You can of course get the same effect by having better antenna on both ends of the network. This would increase gain which would improve signal to noise ratio, which would improve data flow speeds. You would also get the same effect by boost in the power but that could get you in trouble with the law.
I'm not an expert on beamforming, but I'm surprised that it is useful at these frequencies. After all, the wavelength at 2.4 GHz is ~12 cm (~5 inches). That means that the pockets of constructive interference (the beam) are very small. Moving the receiver a few inches should make a big difference.
Are you sure the differences you are seeing aren't simply due to higher power output? Couldn't the same improvements be obtained with a directional antenna like a Yagi?
So far quite an interesting technology. Its nice to know that at someone in the wireless world is striving to make something innovative!
When all the major players sell items that look almost the same, act similarly, and perform almost the same, there is something wrong with the industry.
Beam forming technology have been for a long time, but they are mostly used in military equipments. Phased Array radars, Synthetic Aperture Radar, Inverse Synthetic Aperture Radar, Plane Array Antenna and antenna for data link. Most consumer products still use Yagi or disk antenna. Cost is a major issue in the application. Military don't care that much about the cost.
sounds nice - but i won't get excited until it's available at Best Buy!
One niggling concern, I felt reasonably safe with the unfocused cloud of RF surrounding me wherever I go, but I am not so sure about the tightly focused beam that the Ruckus provides. What happens to the poor joe who sits directly in the path of such a beam for 8 hours a day?
In defense of your wife, you didn't HAVE to use that particular channel to view all the "detail".
LOL! True enough. It honestly was a reference file I had on hand for such testing situations. Angelini obviously showed a bit more wisdom in his choice of in-house test content.
sounds nice - but i won't get excited until it's available at Best Buy! One niggling concern, I felt reasonably safe with the unfocused cloud of RF surrounding me wherever I go, but I am not so sure about the tightly focused beam that the Ruckus provides. What happens to the poor joe who sits directly in the path of such a beam for 8 hours a day?
My absolutely unqualified opinion is "probably nothing." While the conditions are somewhat different, you might want to read a Tech Myths column segment I did over on Tom's Guide that touches on this issue. http://www.tomsguide.com/us/decibe [...] 38-10.html
There's one question that I think was not covered by the article. Can a beamformaing AP can sustain the above numbers on two different clients? Let's say we take the UDP test at 5 GHz. The result shows 7.3 Mb/s. If we had two clients at opposite sides of the AP doing the same test, would we have 7.3 Mb/s for each test or would the bandwidth be sliced in 2?The numbers so far are astonishing, but are they realistic in a multi-client environnement? That's something I'd like to know!
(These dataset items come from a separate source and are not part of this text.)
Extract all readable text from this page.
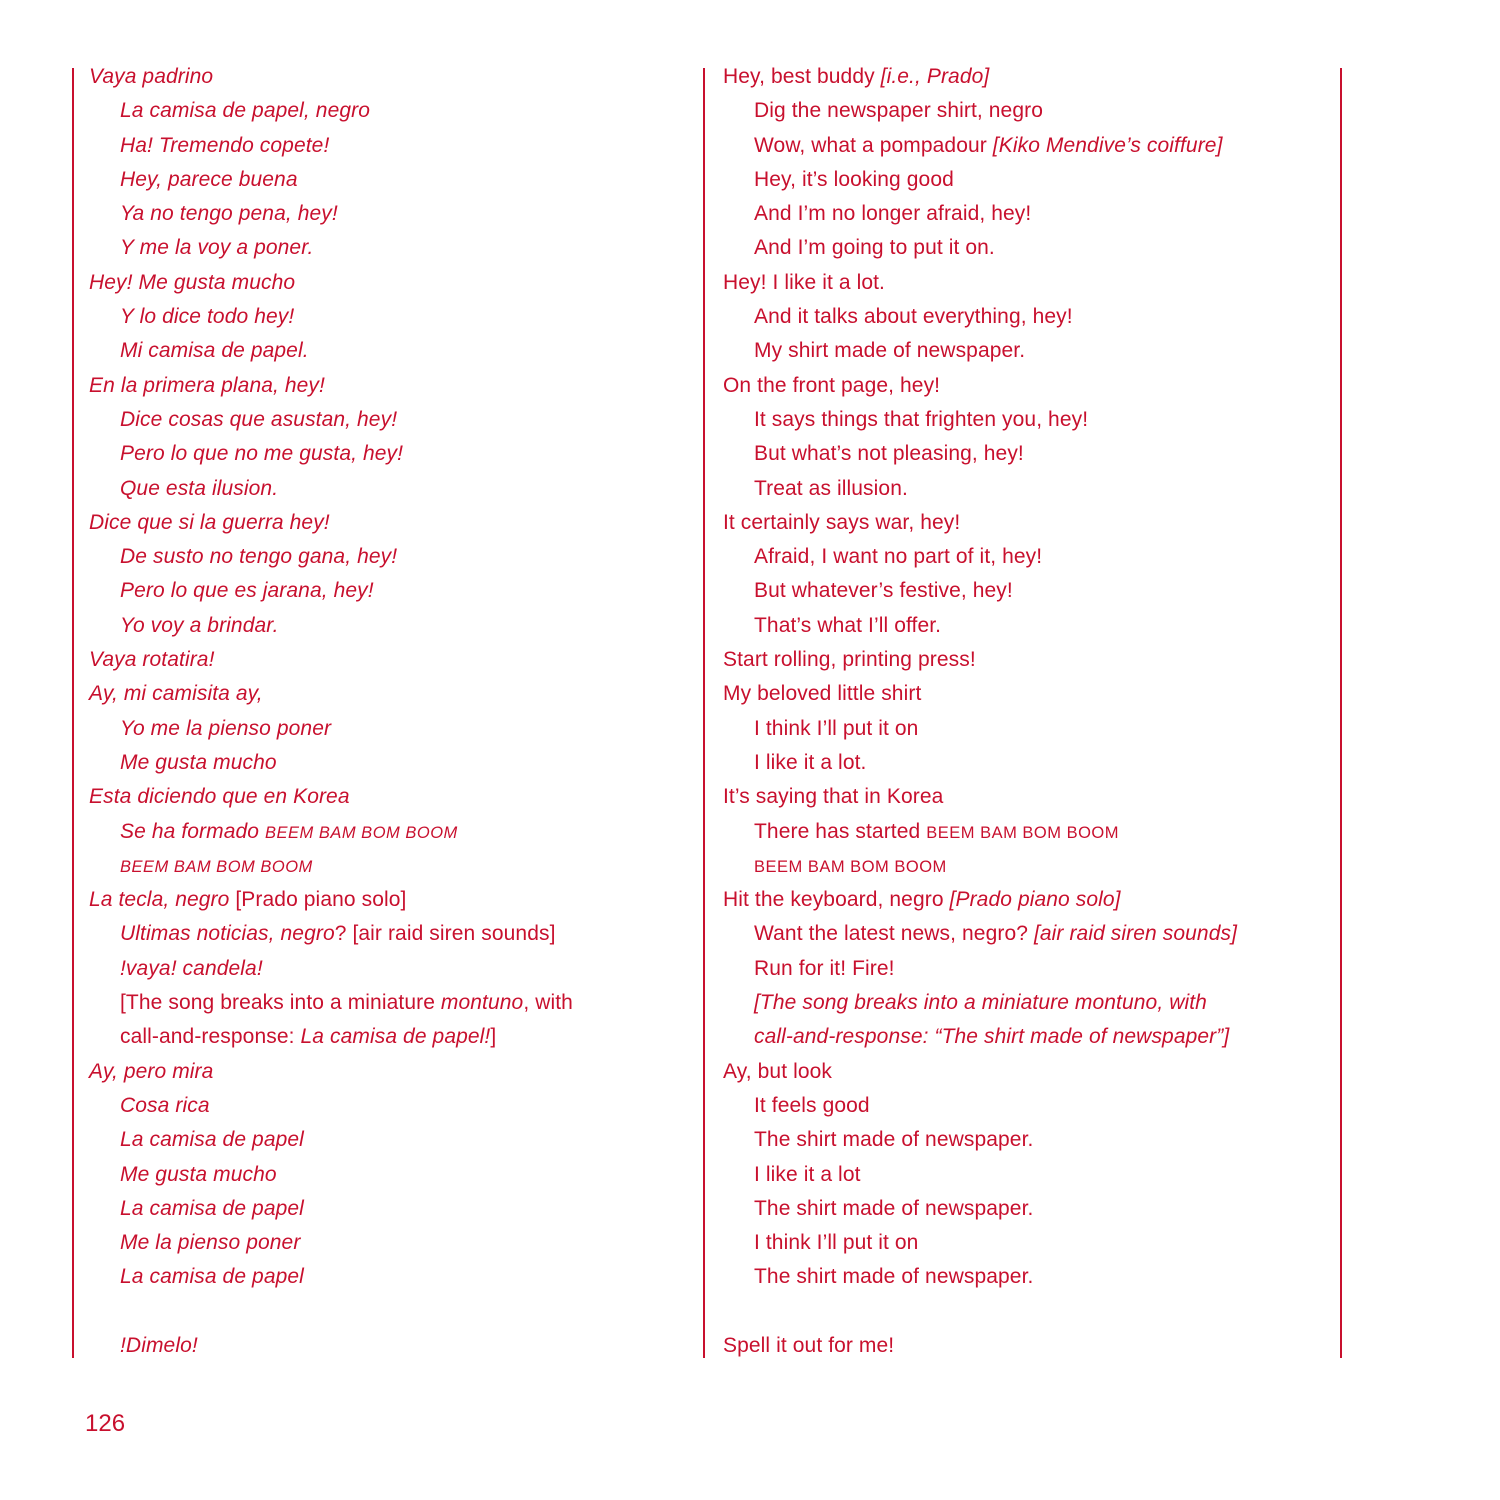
Vaya padrino
La camisa de papel, negro
Ha! Tremendo copete!
Hey, parece buena
Ya no tengo pena, hey!
Y me la voy a poner.
Hey! Me gusta mucho
Y lo dice todo hey!
Mi camisa de papel.
En la primera plana, hey!
Dice cosas que asustan, hey!
Pero lo que no me gusta, hey!
Que esta ilusion.
Dice que si la guerra hey!
De susto no tengo gana, hey!
Pero lo que es jarana, hey!
Yo voy a brindar.
Vaya rotatira!
Ay, mi camisita ay,
Yo me la pienso poner
Me gusta mucho
Esta diciendo que en Korea
Se ha formado BEEM BAM BOM BOOM
BEEM BAM BOM BOOM
La tecla, negro [Prado piano solo]
Ultimas noticias, negro? [air raid siren sounds]
!vaya! candela!
[The song breaks into a miniature montuno, with
call-and-response: La camisa de papel!]
Ay, pero mira
Cosa rica
La camisa de papel
Me gusta mucho
La camisa de papel
Me la pienso poner
La camisa de papel
!Dimelo!
Hey, best buddy [i.e., Prado]
Dig the newspaper shirt, negro
Wow, what a pompadour [Kiko Mendive’s coiffure]
Hey, it’s looking good
And I’m no longer afraid, hey!
And I’m going to put it on.
Hey! I like it a lot.
And it talks about everything, hey!
My shirt made of newspaper.
On the front page, hey!
It says things that frighten you, hey!
But what’s not pleasing, hey!
Treat as illusion.
It certainly says war, hey!
Afraid, I want no part of it, hey!
But whatever’s festive, hey!
That’s what I’ll offer.
Start rolling, printing press!
My beloved little shirt
I think I’ll put it on
I like it a lot.
It’s saying that in Korea
There has started BEEM BAM BOM BOOM
BEEM BAM BOM BOOM
Hit the keyboard, negro [Prado piano solo]
Want the latest news, negro? [air raid siren sounds]
Run for it! Fire!
[The song breaks into a miniature montuno, with
call-and-response: “The shirt made of newspaper”]
Ay, but look
It feels good
The shirt made of newspaper.
I like it a lot
The shirt made of newspaper.
I think I’ll put it on
The shirt made of newspaper.
Spell it out for me!
126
Excellent question, and one I hope to dive into in a later article. For now, I can only give you the anecdote on my opening page, running the same HD stream to two clients. Ruckus states that BeamFlex can sustain a 50 Mbps minimum per access point. Do the math on your client streams accordingly, I suppose.
LOL! True enough. It honestly was a reference file I had on hand for such testing situations. Angelini obviously showed a bit more wisdom in his choice of in-house test content.
Honestly honey, it's just a reference file, I swear it's not porn. I challenge you to find HD streaming content from the internet that highlights the subtle nuance of flesh tones.